The expectant mother's right to ask, -and to know -the true benefits and risks of all the tests and procedures that are plied on her, and to decide for herself what type of birth she prefers- continues to be trampled on by modern obstetricians - whether by their own preference ,or because of the hidden agendas and self-protecting regs laid down by hospital legal and fiscal departments, as well as health insurers. .Furthermore, as Wolf documents, some obstetrics practices and some hospitals deceptively use midwives as "window dressing" - such midwives are rarely granted the authority to use their own time-tested judgements and techniques. MISCONCEPTIONS will be controversial.. Plenty of women would just as soon "let doctor do the worrying for them.," and cannot understand why others disagree.

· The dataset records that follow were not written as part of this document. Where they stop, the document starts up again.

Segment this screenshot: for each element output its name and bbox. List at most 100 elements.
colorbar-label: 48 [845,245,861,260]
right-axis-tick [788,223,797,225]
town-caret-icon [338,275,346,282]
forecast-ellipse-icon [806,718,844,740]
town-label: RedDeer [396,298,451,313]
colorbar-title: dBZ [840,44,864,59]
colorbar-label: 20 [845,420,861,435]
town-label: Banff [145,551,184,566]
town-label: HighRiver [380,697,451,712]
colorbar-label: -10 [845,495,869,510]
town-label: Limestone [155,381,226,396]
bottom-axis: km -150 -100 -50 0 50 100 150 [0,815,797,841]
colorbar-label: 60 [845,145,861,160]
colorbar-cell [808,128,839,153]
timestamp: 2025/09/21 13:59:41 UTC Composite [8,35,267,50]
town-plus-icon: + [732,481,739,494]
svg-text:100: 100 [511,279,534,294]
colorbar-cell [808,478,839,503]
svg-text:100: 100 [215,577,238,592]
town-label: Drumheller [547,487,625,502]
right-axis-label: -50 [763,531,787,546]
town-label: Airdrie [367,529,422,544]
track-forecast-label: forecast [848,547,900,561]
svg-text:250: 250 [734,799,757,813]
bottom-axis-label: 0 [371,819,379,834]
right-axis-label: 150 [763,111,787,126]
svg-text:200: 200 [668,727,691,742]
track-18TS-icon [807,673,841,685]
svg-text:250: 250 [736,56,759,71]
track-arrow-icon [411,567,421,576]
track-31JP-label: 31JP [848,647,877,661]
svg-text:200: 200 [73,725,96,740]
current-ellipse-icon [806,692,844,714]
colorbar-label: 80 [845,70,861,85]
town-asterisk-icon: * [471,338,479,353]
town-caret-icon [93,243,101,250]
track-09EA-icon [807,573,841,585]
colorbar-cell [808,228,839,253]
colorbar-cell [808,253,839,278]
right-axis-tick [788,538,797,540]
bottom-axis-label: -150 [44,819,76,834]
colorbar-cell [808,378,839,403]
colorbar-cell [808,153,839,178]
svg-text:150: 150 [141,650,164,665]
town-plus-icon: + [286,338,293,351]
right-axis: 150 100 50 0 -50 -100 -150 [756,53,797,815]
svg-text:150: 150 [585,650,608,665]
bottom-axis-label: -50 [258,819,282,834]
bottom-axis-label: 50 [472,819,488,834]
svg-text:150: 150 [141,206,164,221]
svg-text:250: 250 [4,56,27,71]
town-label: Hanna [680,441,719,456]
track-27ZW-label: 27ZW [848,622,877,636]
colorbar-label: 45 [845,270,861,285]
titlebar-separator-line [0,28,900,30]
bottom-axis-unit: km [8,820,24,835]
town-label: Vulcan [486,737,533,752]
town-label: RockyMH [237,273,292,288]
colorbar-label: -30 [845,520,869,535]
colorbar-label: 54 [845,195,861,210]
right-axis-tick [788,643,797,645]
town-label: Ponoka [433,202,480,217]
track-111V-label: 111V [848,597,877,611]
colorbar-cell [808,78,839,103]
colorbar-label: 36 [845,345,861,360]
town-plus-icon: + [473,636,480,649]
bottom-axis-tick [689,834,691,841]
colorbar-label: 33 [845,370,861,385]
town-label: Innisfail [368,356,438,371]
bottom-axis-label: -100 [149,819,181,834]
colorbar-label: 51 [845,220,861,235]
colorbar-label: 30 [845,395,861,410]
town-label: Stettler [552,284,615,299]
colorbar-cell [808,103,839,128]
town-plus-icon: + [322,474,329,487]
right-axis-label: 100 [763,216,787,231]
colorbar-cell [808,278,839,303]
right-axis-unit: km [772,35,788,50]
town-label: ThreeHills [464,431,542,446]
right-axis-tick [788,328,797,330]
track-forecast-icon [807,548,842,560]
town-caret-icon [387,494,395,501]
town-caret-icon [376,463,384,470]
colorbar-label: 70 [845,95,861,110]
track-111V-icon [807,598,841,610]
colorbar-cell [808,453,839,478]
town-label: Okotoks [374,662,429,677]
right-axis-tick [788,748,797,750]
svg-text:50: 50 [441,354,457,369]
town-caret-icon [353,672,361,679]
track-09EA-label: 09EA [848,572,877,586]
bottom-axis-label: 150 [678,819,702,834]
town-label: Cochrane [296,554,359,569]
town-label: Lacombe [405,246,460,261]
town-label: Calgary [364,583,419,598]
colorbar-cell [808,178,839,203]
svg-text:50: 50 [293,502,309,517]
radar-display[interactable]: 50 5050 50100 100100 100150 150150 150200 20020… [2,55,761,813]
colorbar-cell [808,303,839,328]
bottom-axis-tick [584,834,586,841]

Such women would probably say to Naomi Wolf, "What are you complaining about.? You had a healthy baby." Others criticize this book because they think it's old hat. Long ago, they may have read Suzanne Arm's IMMACULATE DECEPTION, or Jessica Mitford's THE AMERICAN WAY OF BIRTH. Wolf acknowledges the splendid shoulders on which she stands, but critiques on the practice and politics of obstetrics get dated. Customs change, technologies change, so do insurance standards.... And so, indeed, do marriage roles. MISCONCEPTIONS deals brilliantly with the related issue of how the birth of a child is apt to tip the gender balance in a two-career marriage.